O título deste texto faz referência à ideia integradora de que tudo está interligado. Esta ideia constitui uma provocação à nossa inteligência moderna que costuma separar e isolar todas as coisas, perdendo a visão de conjunto que une e vislumbra a realidade de forma mais coerente e profunda. A visão compartimentada das coisas trata as diferentes dimensões da realidade como se fossem gavetas que acessamos de acordo com o interesse do momento, numa completa independência de uma em relação à outra. Esta visão simplificadora ganha ênfase no contexto da prevalência do paradigma tecnocientífico, que transforma tudo em objeto manipulável, visando intervir na natureza, muitas vezes ultrapassando as fronteiras éticas e colocando a vida em perigo.
Este paradigma reducionista também ganha força na esteira da tendência mercantilizadora da sociedade capitalista, que tudo transforma em produto de compra e venda. Segundo esta mentalidade, o mercado deve avançar sobre todas as dimensões vida e todos os elementos da natureza, isolando-os, mensurando-os e atribuindo-lhes valor econômico.

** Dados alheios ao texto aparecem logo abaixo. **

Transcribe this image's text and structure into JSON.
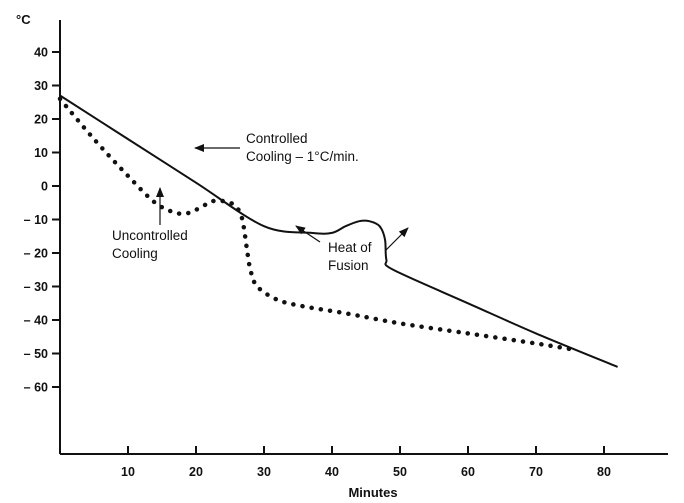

Assim, eles podem ser mobilizados para servirem ao propósito de gerar lucros, beneficiando, sobretudo, aos grandes empresários e rentistas do sistema financeiro.
Priorizando os interesses do mercado em detrimento das necessidades das populações e ignorando a interligação essencial entre todas as coisas, as florestas são derrubadas e queimadas em virtude de atividades extrativistas e para dar lugar aos empreendimentos agroexportadores. Estas iniciativas, base de um modelo predatório de desenvolvimento, estimulado pelo atual governo federal, geram desequilíbrios entre as diversas formações da natureza, sendo causa de destruição, injustiça e sofrimento para as pessoas, sobretudo para aquelas mais pobres, que são as primeiras a sentirem os efeitos negativos dos estragos realizados.
Esta obsessão capitalista, ao promover o desmonte das políticas de preservação ambiental nestes últimos meses, ocasiona sérios danos à manutenção das florestas da Amazônia, afetando inclusive o funcionamento dos ciclos hídricos e precarizando a qualidade de vida em geral. A cegueira causada por esta lógica economicista inibe a solidariedade para com a própria espécie (e para com outras espécies vivas) dentro de uma visão redutora e individualista, onde não há espaço para a ética e nem para o compromisso socioambiental. Este horizonte limitado, focado exclusivamente na produção infinita de lucros, impossibilita qualquer empatia para com a diversidade de seres humanos e não humanos, colocando em risco a vida presente e futura no planeta.
As políticas de privatização de bens públicos e recursos naturais ignoram a sinergia existente entre todas as coisas, promovendo a exclusão social de expressivos setores da sociedade e aportam a sua contribuição na perpetuação das desigualdades historicamente presentes na sociedade brasileira. Em Manaus, a precariedade dos serviços de abastecimento de água e esgotamento sanitário visível nas periferias, favelas e ocupações urbanas indica o grau de perversidade que pauta a atual gestão urbana. A concessionária Águas de Manaus (controlada pelo grupo privado Aegea Saneamento) não mede esforços para ampliar os seus lucros e enriquecer os seus investidores às custa do sofrimento das populações mais empobrecidas e da poluição dos rios e igarapés locais.
Esta situação retratada nos últimos dados do Sistema Nacional de Informações sobre o Saneamento (SNIS-2017) reflete a falta de empatia para com o conjunto da sociedade e a ausência de compromisso em relação ao cuidado para com a natureza. É necessário retornarmos à “boa consciência” a fim de encontrarmos os parâmetros mínimos da ética sem os quais não caminharemos rumo a uma adequada e sustentável convivência com o outro (humanos e não humanos), provocando vergonha, decepção e até indignação às próximas gerações.
Ao invés de se pautar por um viés meramente ideológico e agressivo, que acentua as divisões, é preciso que o governo federal tenha em vista o bem do conjunto do país e invista esforços na superação dos grandes problemas da sociedade brasileira: as alarmantes desigualdades sociais, a intolerância em relação às diferenças (racismo, homofobia e misoginia) e a destruição do nosso patrimônio natural. Infelizmente, parece que é pedir demais. Este conjunto de valores parece estar além dos horizontes estreitos da atual equipe de gestores que comanda o país e a capital amazonense.
Sandoval Alves Rocha Fez doutorado em ciências sociais pela PUC-RIO. Participa da coordenação do Fórum das Águas do Amazonas e associado ao Observatório Nacional dos Direitos a água e ao saneamento (ONDAS). É membro da Companhia de Jesus, trabalha no Intituto Amazonizar da PUC-Rio, sediado em Manaus.